11:59 So we almost could leave it alone, I'm just gonna multiply the whole row by 1% And then we're going to drop back and we're going to have a look at our individual sites.
12:10 So we'll drop back to 50 kPa and you can see we're right on our target.
12:13 So we increase the load, and we come up to 60 kPa, and again we're right on our target.
12:24 70 kPa.
12:28 Again just about perfect there, we'll go up to 80 kPa and you can see at 80 kPa we're a little bit rich, we're running at about 0.98.
12:38 So we're about 2% rich so I'm going to multiply that particular number by 0.98 just to correct that back, I'll just make a small manual change there as well.
12:50 And we're close to where we wanna be.
12:54 And we'll go to full throttle and we're already absolutely perfect there.
12:59 So that's the 2000 RPM row.
13:02 So basically what we wanna do is just rinse and repeat basically copy the procedure through the rest of the map and we're going to do this up to 5000 RPM.

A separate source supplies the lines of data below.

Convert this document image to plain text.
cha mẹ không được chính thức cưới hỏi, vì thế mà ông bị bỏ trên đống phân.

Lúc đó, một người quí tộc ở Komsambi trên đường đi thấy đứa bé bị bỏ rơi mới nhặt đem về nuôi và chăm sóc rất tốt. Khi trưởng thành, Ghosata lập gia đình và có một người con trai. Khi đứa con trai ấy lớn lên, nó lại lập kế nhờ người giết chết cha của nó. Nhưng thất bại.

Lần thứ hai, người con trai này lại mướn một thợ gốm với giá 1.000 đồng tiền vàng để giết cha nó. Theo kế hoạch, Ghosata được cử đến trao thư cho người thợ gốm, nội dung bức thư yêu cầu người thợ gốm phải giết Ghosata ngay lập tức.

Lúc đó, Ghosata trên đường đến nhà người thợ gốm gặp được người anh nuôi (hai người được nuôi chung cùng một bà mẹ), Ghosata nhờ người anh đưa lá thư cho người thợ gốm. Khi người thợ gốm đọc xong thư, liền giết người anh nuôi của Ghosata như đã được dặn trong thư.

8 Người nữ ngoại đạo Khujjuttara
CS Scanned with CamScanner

13:12 Above that we don't need to be quite so precise because the engine is not going to be sitting there at constant speed.
13:19 So just watch as I complete the rest of this map and you can see exactly what I do.
13:24 We'll start by just copying that 2000 RPM row across to 2500 RPM and we'll do the same procedure of multiplying it by 1.05% to increase the VE.
18:53 So once we've tuned the engine up to about 5000 RPM, beyond that the accuracy isn't quite so important as I said, we're not gonna be sitting in those areas.
19:03 So what I'll do at this stage is basically copy the row that I had at 5000 RPM and copy that across to the remainder of the map.
19:14 Now we're still going to be looking at those numbers when we do the full throttle tune.
19:20 What can be useful though is to just go through and have a quick look and make sure that the numbers aren't too rich or aren't too lean.
19:29 Generally in this area I'd be erring on the side of being a little bit richer rather than a little bit leaner and what we can do is just choose the entire row, highlight the entire row, go into it on the dyno and just make an across the board change to the entire row.
19:48 So I'll show you that now.
21:06 So you can see that in those particular areas, I can actually really quickly dial in the entire row, make sure that it's close enough and it's not gonna put too much stress on the engine because it's not running in those areas for very long.